Adults (18-64)

Monday, March 30, 2009


Is there anything in this auction plan that prohibits the sellers to finance the buyers? After all, the sellers are big banks and that's what they are designed to do: finance profitable enterprise.

What if a bank A enters a contract with a financial entity B, such that for every dollar that B spends at the auction, A offers it a free dollar in credit with loose return requirement. Then B carries practically zero risk and is interested in gobbling as much of the toxic asset as possible, driving the auction price way beyond the fair value (whatever that is).

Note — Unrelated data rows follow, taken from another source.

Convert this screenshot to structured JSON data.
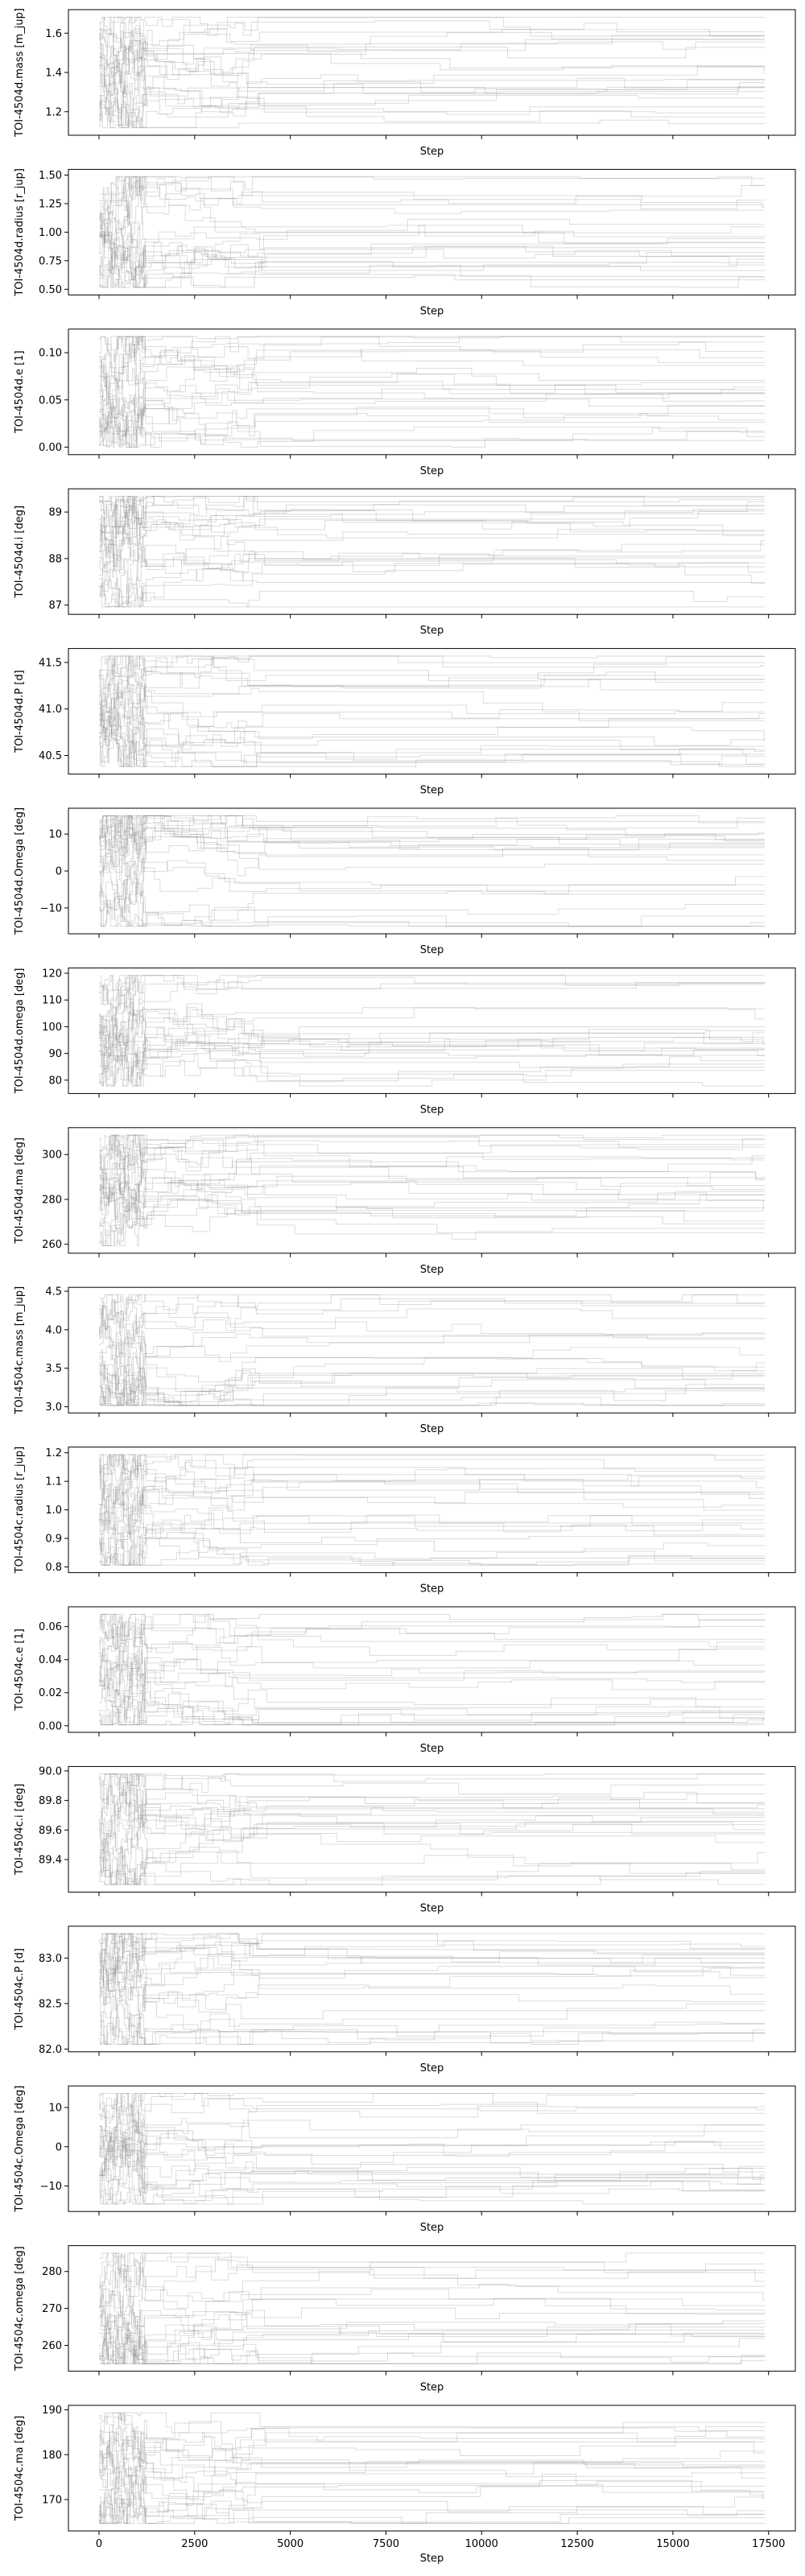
{
  "figure": {
    "type": "mcmc-trace-stack",
    "x_axis": {
      "label": "Step",
      "range": [
        -800,
        18200
      ],
      "ticks": [
        0,
        2500,
        5000,
        7500,
        10000,
        12500,
        15000,
        17500
      ],
      "tick_labels": [
        "0",
        "2500",
        "5000",
        "7500",
        "10000",
        "12500",
        "15000",
        "17500"
      ],
      "tick_labels_shown_on": "bottom panel only",
      "label_shown_on": "every panel"
    },
    "trace_color": "#808080",
    "trace_opacity": 0.28,
    "walkers_per_panel": 24,
    "max_step": 17400
  },
  "chart_data": [
    {
      "type": "line",
      "ylabel": "TOI-4504d.mass [m_jup]",
      "ylim": [
        1.08,
        1.72
      ],
      "yticks": [
        1.2,
        1.4,
        1.6
      ],
      "ytick_labels": [
        "1.2",
        "1.4",
        "1.6"
      ]
    },
    {
      "type": "line",
      "ylabel": "TOI-4504d.radius [r_jup]",
      "ylim": [
        0.45,
        1.55
      ],
      "yticks": [
        0.5,
        0.75,
        1.0,
        1.25,
        1.5
      ],
      "ytick_labels": [
        "0.50",
        "0.75",
        "1.00",
        "1.25",
        "1.50"
      ]
    },
    {
      "type": "line",
      "ylabel": "TOI-4504d.e [1]",
      "ylim": [
        -0.008,
        0.125
      ],
      "yticks": [
        0.0,
        0.05,
        0.1
      ],
      "ytick_labels": [
        "0.00",
        "0.05",
        "0.10"
      ]
    },
    {
      "type": "line",
      "ylabel": "TOI-4504d.i [deg]",
      "ylim": [
        86.8,
        89.5
      ],
      "yticks": [
        87,
        88,
        89
      ],
      "ytick_labels": [
        "87",
        "88",
        "89"
      ]
    },
    {
      "type": "line",
      "ylabel": "TOI-4504d.P [d]",
      "ylim": [
        40.3,
        41.65
      ],
      "yticks": [
        40.5,
        41.0,
        41.5
      ],
      "ytick_labels": [
        "40.5",
        "41.0",
        "41.5"
      ]
    },
    {
      "type": "line",
      "ylabel": "TOI-4504d.Omega [deg]",
      "ylim": [
        -17,
        17
      ],
      "yticks": [
        -10,
        0,
        10
      ],
      "ytick_labels": [
        "−10",
        "0",
        "10"
      ]
    },
    {
      "type": "line",
      "ylabel": "TOI-4504d.omega [deg]",
      "ylim": [
        75,
        122
      ],
      "yticks": [
        80,
        90,
        100,
        110,
        120
      ],
      "ytick_labels": [
        "80",
        "90",
        "100",
        "110",
        "120"
      ]
    },
    {
      "type": "line",
      "ylabel": "TOI-4504d.ma [deg]",
      "ylim": [
        256,
        312
      ],
      "yticks": [
        260,
        280,
        300
      ],
      "ytick_labels": [
        "260",
        "280",
        "300"
      ]
    },
    {
      "type": "line",
      "ylabel": "TOI-4504c.mass [m_jup]",
      "ylim": [
        2.92,
        4.55
      ],
      "yticks": [
        3.0,
        3.5,
        4.0,
        4.5
      ],
      "ytick_labels": [
        "3.0",
        "3.5",
        "4.0",
        "4.5"
      ]
    },
    {
      "type": "line",
      "ylabel": "TOI-4504c.radius [r_jup]",
      "ylim": [
        0.78,
        1.22
      ],
      "yticks": [
        0.8,
        0.9,
        1.0,
        1.1,
        1.2
      ],
      "ytick_labels": [
        "0.8",
        "0.9",
        "1.0",
        "1.1",
        "1.2"
      ]
    },
    {
      "type": "line",
      "ylabel": "TOI-4504c.e [1]",
      "ylim": [
        -0.004,
        0.072
      ],
      "yticks": [
        0.0,
        0.02,
        0.04,
        0.06
      ],
      "ytick_labels": [
        "0.00",
        "0.02",
        "0.04",
        "0.06"
      ]
    },
    {
      "type": "line",
      "ylabel": "TOI-4504c.i [deg]",
      "ylim": [
        89.18,
        90.03
      ],
      "yticks": [
        89.4,
        89.6,
        89.8,
        90.0
      ],
      "ytick_labels": [
        "89.4",
        "89.6",
        "89.8",
        "90.0"
      ]
    },
    {
      "type": "line",
      "ylabel": "TOI-4504c.P [d]",
      "ylim": [
        81.97,
        83.35
      ],
      "yticks": [
        82.0,
        82.5,
        83.0
      ],
      "ytick_labels": [
        "82.0",
        "82.5",
        "83.0"
      ]
    },
    {
      "type": "line",
      "ylabel": "TOI-4504c.Omega [deg]",
      "ylim": [
        -16.5,
        15.5
      ],
      "yticks": [
        -10,
        0,
        10
      ],
      "ytick_labels": [
        "−10",
        "0",
        "10"
      ]
    },
    {
      "type": "line",
      "ylabel": "TOI-4504c.omega [deg]",
      "ylim": [
        253,
        287
      ],
      "yticks": [
        260,
        270,
        280
      ],
      "ytick_labels": [
        "260",
        "270",
        "280"
      ]
    },
    {
      "type": "line",
      "ylabel": "TOI-4504c.ma [deg]",
      "ylim": [
        163,
        191
      ],
      "yticks": [
        170,
        180,
        190
      ],
      "ytick_labels": [
        "170",
        "180",
        "190"
      ]
    }
  ]
}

For every extra dollar that is spent at the auction, bank A collects 12 dollars from the government, so the dollar it gave away (to B) is not a factor. Both sides are pulling an arbitrage of a lifetime, at the expense of the taxpayer. The price could easily go even above 100 cents on a dollar. Of course, this would attract unwanted scrutiny and public outrage, so the parties (banks and government) instead would just agree on mutually acceptable prices. To make it a “success”, Geithner would have to agree on banks' asking price, just like the initial TARP plan: direct subsidy to the banks, only under the cover of the “auction-fair-value” fig leaf and with fewer strings attached, it seems.

So what would preclude such a scenario? Even if banks are prohibited to finance the buyers directly, isn't there always a way to create the same contract through multiple intermediaries and complex derivative instruments? Too difficult? As long as it's legal, with hundreds of billions of free dollars on the table, the smart people of Wall St. will surely not miss the chance.